Q-1 Yes, if im reading it right. If you put in new corner bead make sure it is screwed into place well & then put mesh tape (or im sure the paper tape purists will say to use paper tape) on the bead & use hot mud to mud over the transition. Hot mud is less likely to shrink & therefor less likely to crack at the transition between the old & the new. Always use paper tape for inside corners.

Q-2 After you have a coat or two of mud & your transition between old & new is nice & smooth & ready for texture prepare to over spray the area between old & new by a good 18inches or so so there is an area where you can blend the new to old in. (i cant see the picture while im typing this so i cant give more specific direction yet, i may edit this answer) 

Q-3 I think you nailed it, i dont know of any better way. Make sure everything is smooth, feathered, sanded. To me your existing texture looks like an orange peel with a slight knock down. If i were going to try & match it i would use some scrap drywall to get my pressure right so that what i was spraying on the scrap looked like what was sprayed on the existing (or as close as possible). I would think that 90 psi or so will get you close to the look of the existing, then after it sits on your scrap for a few minutes lightly hit it with a knife (slight knock down) & see if thats the look your existing texture has. PLEASE use the scrap to find the right texture formula first BEFORE texturing your wall 

Edit: it is hard to tell from the picture exactly what your texture is, from the picture to me it looks like orange peel with a very light knock down, but i could be wrong it is hard to tell.

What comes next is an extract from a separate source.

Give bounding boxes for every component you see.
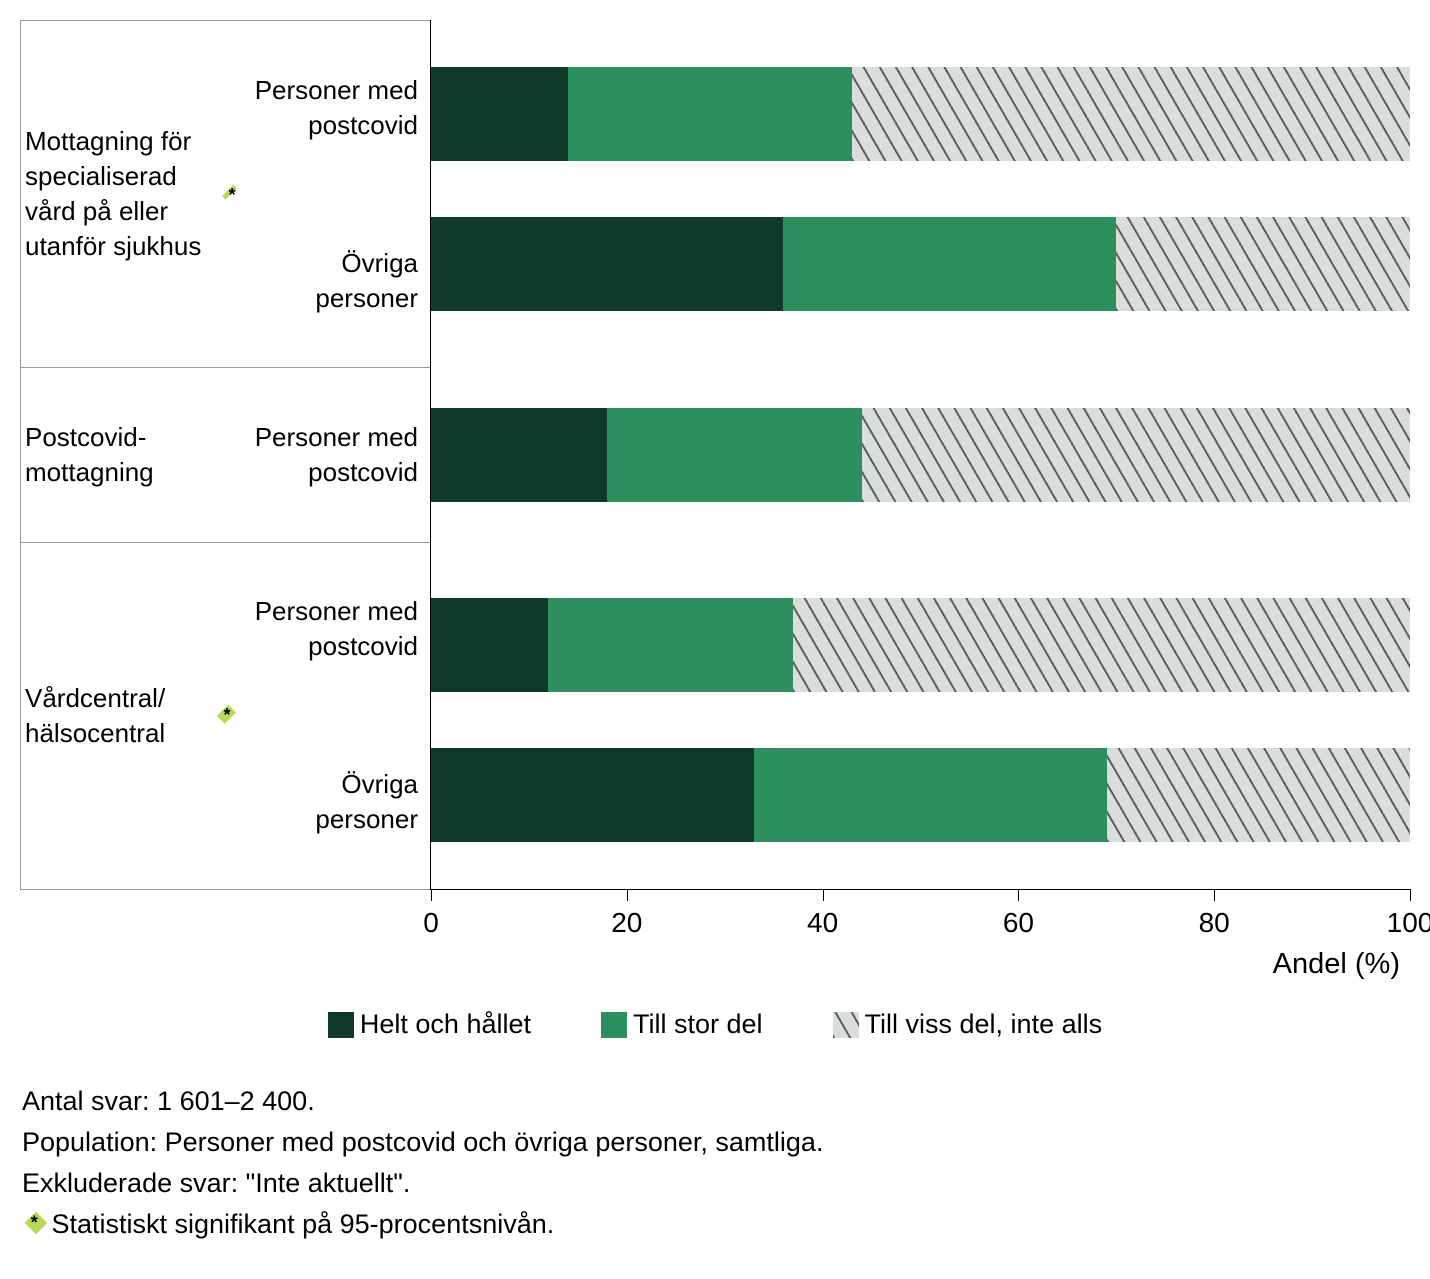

Edit-2: After your texture has dried use a rag or a sponge to wipe your overspray off of the existing texture until they blend in together as much as possible. This is why you need to allow 18 inches or so as a "blend in" area where you spray new texture over the old. If you dont allow enough room to do this you wont have enough room blend in old & new AND it will make either a very lumpy area where the transition looks like crap OR you will have a masking line that will look like crap. 

Hope This Helps GOOD LUCK !!


----------